Patrick Schlösser inszeniert die melancholische Trauer über Existenzen
in engen Welten mit unüberwindbaren kommunikativen Problemen, aber immer
die eschatologische Metapher vom ersehnten Tod als "Beiseiteschieben des
Vorhangs" im Blick.
Voraussetzung dafür ist ein aufgeschnittenes Bürgerhaus mit Souterrain,
Beletage und Treppenhaus von Jürgen Kirner, auf- und zuklappenden Türen
und anknipsendem Licht, das die Spielräume fokussiert. Das geschieht wie
im alten Stummfilm-Klassiker "Grandma's Looking Glass" - wir Zuschauer
werden zu Voyeuren. Die sozial karikierenden Biedermeier-Kostüme von Uta
Meenen vermitteln das bedrängende Element der Zeitgeist-Empfindsamkeit.

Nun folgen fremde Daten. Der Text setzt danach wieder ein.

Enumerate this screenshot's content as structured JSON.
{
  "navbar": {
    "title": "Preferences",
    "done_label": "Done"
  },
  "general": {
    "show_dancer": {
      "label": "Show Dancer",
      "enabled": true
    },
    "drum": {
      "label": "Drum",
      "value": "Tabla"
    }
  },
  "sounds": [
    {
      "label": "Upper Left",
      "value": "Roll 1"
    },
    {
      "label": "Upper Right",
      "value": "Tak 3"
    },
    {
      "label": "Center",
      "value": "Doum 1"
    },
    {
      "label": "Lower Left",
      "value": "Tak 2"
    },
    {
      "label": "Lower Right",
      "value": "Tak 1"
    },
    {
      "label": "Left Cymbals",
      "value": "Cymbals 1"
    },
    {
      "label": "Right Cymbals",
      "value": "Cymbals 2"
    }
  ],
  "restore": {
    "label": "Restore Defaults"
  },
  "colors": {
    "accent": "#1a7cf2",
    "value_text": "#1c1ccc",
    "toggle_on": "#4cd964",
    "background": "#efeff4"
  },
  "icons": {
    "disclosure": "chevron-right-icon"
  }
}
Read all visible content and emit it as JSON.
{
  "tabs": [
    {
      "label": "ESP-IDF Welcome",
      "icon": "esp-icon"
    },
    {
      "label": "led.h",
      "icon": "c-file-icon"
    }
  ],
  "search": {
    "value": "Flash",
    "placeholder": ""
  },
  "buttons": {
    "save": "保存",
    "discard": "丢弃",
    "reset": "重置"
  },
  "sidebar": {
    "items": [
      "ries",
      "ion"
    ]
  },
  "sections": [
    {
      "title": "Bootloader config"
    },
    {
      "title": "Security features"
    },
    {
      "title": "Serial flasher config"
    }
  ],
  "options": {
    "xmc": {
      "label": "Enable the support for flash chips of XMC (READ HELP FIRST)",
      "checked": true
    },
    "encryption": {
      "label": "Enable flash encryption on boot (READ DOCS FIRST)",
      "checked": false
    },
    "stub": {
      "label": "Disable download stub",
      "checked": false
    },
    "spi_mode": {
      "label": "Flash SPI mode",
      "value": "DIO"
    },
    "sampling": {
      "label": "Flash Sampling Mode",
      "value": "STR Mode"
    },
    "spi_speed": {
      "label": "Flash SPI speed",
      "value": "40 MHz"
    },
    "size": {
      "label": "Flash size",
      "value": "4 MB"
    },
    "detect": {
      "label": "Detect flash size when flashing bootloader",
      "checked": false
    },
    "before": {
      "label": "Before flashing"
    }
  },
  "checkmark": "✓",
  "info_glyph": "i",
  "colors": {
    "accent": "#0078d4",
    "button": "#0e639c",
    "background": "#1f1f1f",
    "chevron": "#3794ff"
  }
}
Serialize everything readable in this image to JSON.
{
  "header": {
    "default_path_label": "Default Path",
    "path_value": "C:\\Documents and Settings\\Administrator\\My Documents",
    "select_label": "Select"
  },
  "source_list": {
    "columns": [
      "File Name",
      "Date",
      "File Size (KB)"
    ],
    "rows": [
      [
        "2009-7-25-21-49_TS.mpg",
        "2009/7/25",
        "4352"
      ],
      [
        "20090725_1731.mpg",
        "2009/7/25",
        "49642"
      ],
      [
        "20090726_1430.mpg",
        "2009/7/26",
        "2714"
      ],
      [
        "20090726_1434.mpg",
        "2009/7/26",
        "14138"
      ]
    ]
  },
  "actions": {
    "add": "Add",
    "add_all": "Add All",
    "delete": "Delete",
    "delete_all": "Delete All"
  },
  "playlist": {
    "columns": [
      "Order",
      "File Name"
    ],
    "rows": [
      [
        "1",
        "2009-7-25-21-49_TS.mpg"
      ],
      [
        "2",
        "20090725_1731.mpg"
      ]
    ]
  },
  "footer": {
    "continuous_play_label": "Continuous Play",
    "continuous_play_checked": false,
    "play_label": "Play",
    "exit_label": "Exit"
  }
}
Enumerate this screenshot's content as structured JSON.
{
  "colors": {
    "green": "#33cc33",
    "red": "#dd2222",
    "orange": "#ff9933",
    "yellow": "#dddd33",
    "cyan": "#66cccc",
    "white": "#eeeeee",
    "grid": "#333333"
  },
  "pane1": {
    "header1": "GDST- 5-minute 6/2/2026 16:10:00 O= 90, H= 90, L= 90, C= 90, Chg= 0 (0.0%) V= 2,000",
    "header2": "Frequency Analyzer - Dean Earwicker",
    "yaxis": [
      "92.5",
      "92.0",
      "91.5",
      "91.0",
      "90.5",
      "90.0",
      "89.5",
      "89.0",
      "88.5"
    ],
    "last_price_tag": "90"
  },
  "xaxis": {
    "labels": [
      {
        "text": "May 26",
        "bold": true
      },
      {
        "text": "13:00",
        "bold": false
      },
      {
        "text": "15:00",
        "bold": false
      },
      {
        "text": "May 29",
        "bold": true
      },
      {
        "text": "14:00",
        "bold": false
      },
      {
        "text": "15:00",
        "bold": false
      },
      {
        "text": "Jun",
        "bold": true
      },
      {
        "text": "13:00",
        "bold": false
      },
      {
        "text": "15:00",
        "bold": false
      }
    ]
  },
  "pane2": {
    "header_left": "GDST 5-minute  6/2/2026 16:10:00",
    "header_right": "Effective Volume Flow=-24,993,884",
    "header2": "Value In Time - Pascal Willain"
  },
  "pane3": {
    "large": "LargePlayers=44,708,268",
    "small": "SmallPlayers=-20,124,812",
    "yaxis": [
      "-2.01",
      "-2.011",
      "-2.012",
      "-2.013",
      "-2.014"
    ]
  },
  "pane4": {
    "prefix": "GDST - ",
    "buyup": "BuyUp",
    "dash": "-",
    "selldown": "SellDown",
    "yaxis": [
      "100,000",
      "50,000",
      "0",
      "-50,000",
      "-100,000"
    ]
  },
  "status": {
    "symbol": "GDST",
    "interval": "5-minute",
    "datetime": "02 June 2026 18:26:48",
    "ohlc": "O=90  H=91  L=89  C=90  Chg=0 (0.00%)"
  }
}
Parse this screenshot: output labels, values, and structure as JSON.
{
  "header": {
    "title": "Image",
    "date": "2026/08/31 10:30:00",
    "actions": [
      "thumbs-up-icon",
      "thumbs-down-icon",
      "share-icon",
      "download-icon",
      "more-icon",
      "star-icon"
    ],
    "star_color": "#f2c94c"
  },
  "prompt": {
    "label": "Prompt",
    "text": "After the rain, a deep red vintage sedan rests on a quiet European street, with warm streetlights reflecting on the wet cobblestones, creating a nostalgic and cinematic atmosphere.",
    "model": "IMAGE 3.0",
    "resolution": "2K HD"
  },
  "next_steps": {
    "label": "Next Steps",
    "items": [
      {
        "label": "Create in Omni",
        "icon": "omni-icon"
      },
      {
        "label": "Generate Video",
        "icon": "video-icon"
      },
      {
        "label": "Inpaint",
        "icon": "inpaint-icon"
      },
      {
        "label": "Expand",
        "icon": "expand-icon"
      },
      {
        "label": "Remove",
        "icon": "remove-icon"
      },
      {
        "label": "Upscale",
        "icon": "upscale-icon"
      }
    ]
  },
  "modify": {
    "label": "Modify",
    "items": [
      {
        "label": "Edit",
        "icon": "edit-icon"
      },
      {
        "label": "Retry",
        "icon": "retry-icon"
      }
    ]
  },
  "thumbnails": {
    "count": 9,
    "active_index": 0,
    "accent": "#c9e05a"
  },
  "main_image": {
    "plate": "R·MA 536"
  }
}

Der beeindruckende Steven Harrison verleiht einem melancholie-süchtigen
Werther sowohl darstellerisch-mitfühlende Präsenz als auch stimmlichen
Ausdruck durch emotionale Phrasierung. Dieser Grundton bestimmt auch Carola
Gubers Charlotte, für ihr schicksalergebenes Leidensprinzip allerdings
ein wenig zu dramatisch. Aber auch der sonst als naive kleine Schwester
vorgeführten Sophie gelingt mit der putzigen Barbara Cramm der Sprung
in die entsagungsbereite Sehnsucht. Selbst der sture Albert und der etablierte
Bailli sind durch Konstantin Rittel-Kobylianskis und Hayk Deinyans Interpretationskunst
Teil der melancholisch-resignierten verlorenen Gesellschaft.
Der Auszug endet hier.